Sally Ann Ward, 45, of Woodland Road, Rickmansworth, and her brother Nicholas Giles Hobday, 49, of Blisworth, Northamptonshire, were convicted at St Albans Crown Court in July 2007 of two counts of money laundering – nearly two years after they were first arrested.

On Thursday, however, their convictions were ruled “unsafe” by Appeal Court judges and overturned.

The Crown had argued that the pair, directors of Wendy Fair Markets Ltd, had turned a blind eye to counterfeit goods being sold at the site.

Prosecutors said the company had benefitted from these sales because they rented pitches out to the traders responsible.

A number of these traders have since been prosecuted and sentenced.

Throughout their original trial, both Mrs Ward and Mr Hobday told jurors that they did not know, or suspect, that counterfeit goods were being sold.

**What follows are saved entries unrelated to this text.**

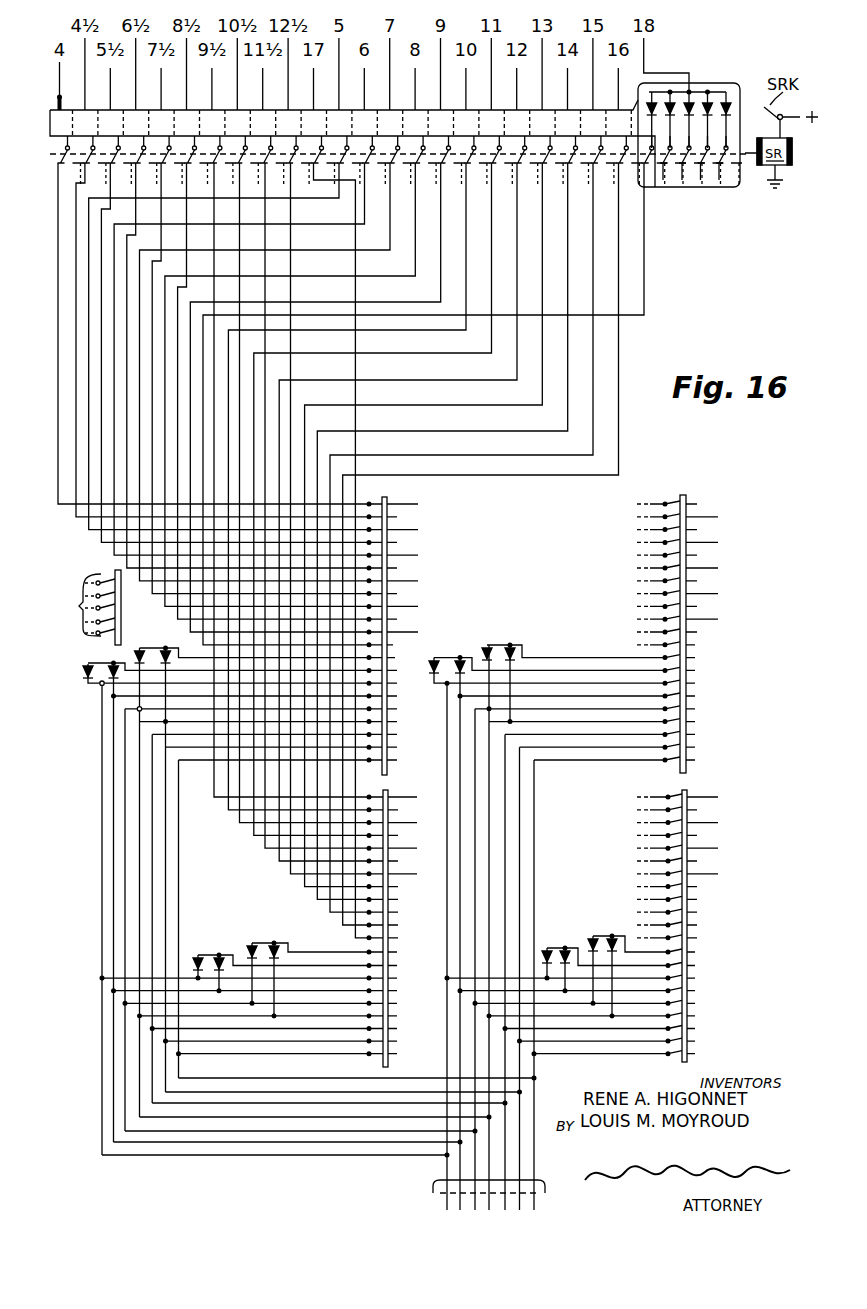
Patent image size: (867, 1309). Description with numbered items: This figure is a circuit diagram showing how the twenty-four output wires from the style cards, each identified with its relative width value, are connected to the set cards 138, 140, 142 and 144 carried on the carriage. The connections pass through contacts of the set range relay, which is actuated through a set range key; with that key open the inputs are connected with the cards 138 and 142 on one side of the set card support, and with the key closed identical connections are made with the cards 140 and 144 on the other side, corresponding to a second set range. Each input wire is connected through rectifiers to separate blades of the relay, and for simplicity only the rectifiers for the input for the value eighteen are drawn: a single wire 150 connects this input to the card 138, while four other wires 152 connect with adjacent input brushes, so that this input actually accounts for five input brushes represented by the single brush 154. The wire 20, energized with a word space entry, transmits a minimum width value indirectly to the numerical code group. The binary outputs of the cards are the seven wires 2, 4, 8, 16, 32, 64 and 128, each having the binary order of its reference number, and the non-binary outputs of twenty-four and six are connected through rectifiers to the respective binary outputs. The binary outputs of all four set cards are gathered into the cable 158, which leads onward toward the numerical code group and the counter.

The wire 20 is at (63, 96).
The set card 138 is at (386, 498).
The set card 140 is at (683, 495).
The set card 142 is at (386, 794).
The set card 144 is at (680, 790).
The wire 150 is at (648, 282).
The wires 152 is at (714, 175).
The input brush 154 is at (388, 655).
The cable 158 is at (440, 1182).
The wire 2 is at (448, 787).
The wire 4 is at (462, 803).
The wire 8 is at (476, 825).
The wire 16 is at (490, 847).
The wire 32 is at (505, 867).
The wire 64 is at (520, 887).
The wire 128 is at (535, 903).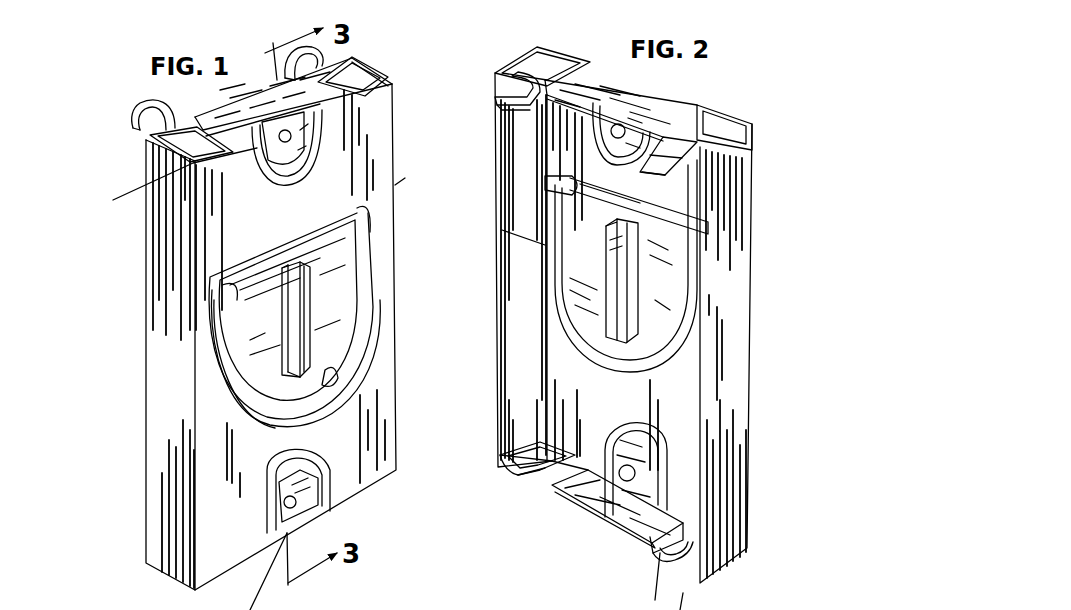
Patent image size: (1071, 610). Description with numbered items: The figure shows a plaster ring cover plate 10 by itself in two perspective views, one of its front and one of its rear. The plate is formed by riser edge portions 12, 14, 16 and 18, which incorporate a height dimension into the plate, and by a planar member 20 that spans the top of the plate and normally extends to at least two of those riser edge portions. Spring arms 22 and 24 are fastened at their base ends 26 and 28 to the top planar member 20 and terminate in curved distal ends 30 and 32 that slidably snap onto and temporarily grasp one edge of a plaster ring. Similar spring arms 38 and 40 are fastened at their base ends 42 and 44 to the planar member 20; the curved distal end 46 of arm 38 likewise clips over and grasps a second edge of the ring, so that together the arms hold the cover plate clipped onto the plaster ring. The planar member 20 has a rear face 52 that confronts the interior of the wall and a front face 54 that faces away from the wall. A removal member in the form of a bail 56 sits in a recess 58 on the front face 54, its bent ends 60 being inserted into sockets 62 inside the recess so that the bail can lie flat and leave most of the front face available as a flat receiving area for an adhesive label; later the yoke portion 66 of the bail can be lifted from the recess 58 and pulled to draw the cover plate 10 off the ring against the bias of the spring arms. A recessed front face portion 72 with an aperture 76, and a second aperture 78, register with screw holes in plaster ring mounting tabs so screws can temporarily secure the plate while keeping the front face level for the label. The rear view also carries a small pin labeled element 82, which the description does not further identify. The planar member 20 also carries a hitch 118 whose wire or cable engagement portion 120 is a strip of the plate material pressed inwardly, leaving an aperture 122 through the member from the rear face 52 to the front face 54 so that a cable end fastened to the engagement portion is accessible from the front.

In FIG. 1, the plaster ring cover plate 10 is at (122, 437).
In FIG. 1, the riser edge portion 12 is at (157, 515).
In FIG. 2, the riser edge portion 12 is at (733, 433).
In FIG. 2, the riser edge portion 14 is at (512, 235).
In FIG. 2, the riser edge portion 16 is at (630, 530).
In FIG. 1, the riser edge portion 18 is at (247, 112).
In FIG. 2, the riser edge portion 18 is at (613, 90).
In FIG. 1, the planar member 20 is at (247, 223).
In FIG. 2, the spring arm 22 is at (503, 62).
In FIG. 2, the spring arm 24 is at (703, 115).
In FIG. 2, the base end 26 is at (560, 53).
In FIG. 2, the base end 28 is at (717, 110).
In FIG. 1, the curved distal end 30 is at (470, 114).
In FIG. 2, the curved distal end 32 is at (657, 168).
In FIG. 2, the spring arm 38 is at (540, 448).
In FIG. 2, the spring arm 40 is at (670, 535).
In FIG. 2, the base end 42 is at (563, 428).
In FIG. 2, the base end 44 is at (683, 480).
In FIG. 2, the curved distal end 46 is at (518, 477).
In FIG. 2, the rear face 52 is at (570, 390).
In FIG. 1, the front face 54 is at (358, 453).
In FIG. 1, the bail 56 is at (372, 216).
In FIG. 1, the recess 58 is at (333, 297).
In FIG. 1, the bent ends 60 is at (403, 180).
In FIG. 1, the sockets 62 is at (362, 200).
In FIG. 1, the yoke portion 66 is at (330, 382).
In FIG. 1, the recessed front face portion 72 is at (169, 158).
In FIG. 1, the aperture 76 is at (390, 80).
In FIG. 1, the aperture 78 is at (297, 503).
In FIG. 2, the pin 82 is at (560, 192).
In FIG. 1, the hitch 118 is at (305, 329).
In FIG. 2, the hitch 118 is at (630, 307).
In FIG. 2, the wire or cable engagement portion 120 is at (613, 283).
In FIG. 2, the aperture 122 is at (630, 260).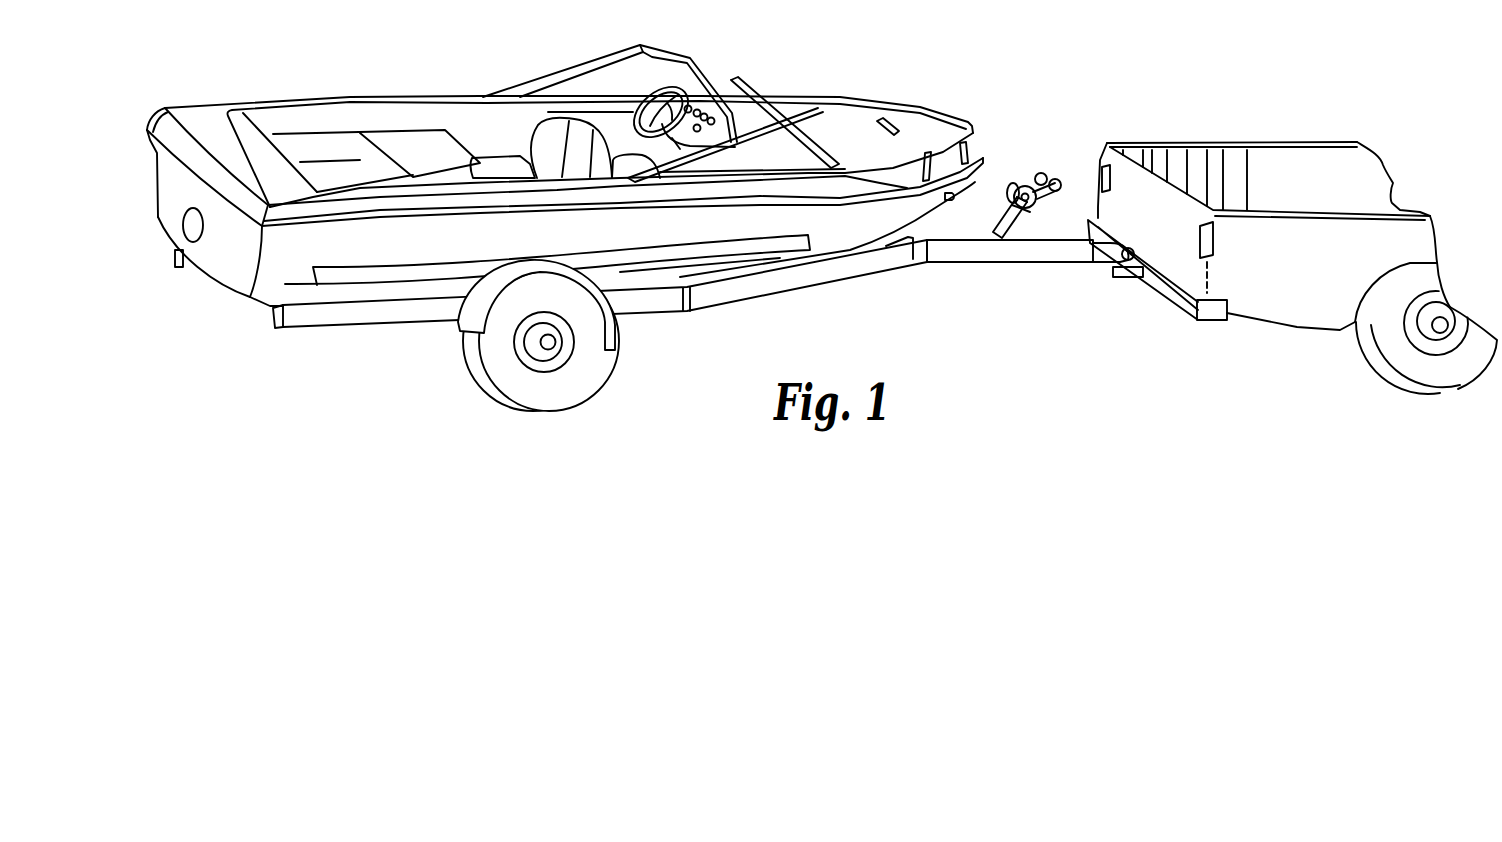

They claimed if a trader was found to be selling counterfeits, he would be expelled from the market straight away and they had only a “limited ability” to prevent the sale of counterfeit goods.

Their lawyers successfully argued last week that the original trial judge had not properly instructed jurors on how to handle the evidence and how to relate it to the charges. The judges agreed.

Lord Justice Pill ruled that during the trial, which lasted five weeks, evidence was presented without sufficient structure and was likely to have “distracted” jurors.

Referring to the judge’s summing up of the case, he said: “There was a mass of evidence as to what had gone on in the market. There was a real danger that the defendants would have been convicted because of ineffective management.

“There was a real danger that it was their management style which was the subject of the case and not the specific offences with which they were being charged.

“The mass of evidence was summarised merely as a narrative, without a structure.

“Put in that way, it was likely to be a distraction to the jury to the specific task which they had to perform.”

Lord Justice Pill, sitting with Mr Justice Openshaw and Sir Christopher Holland, quashed all the convictions and refused a request from prosecution barristers for a retrial.

Mrs Ward, who was never sentenced, said: “Relief really doesn’t do justice to how we feel. We’ve spent nearly three years battling this and finally we’ve got a just result.”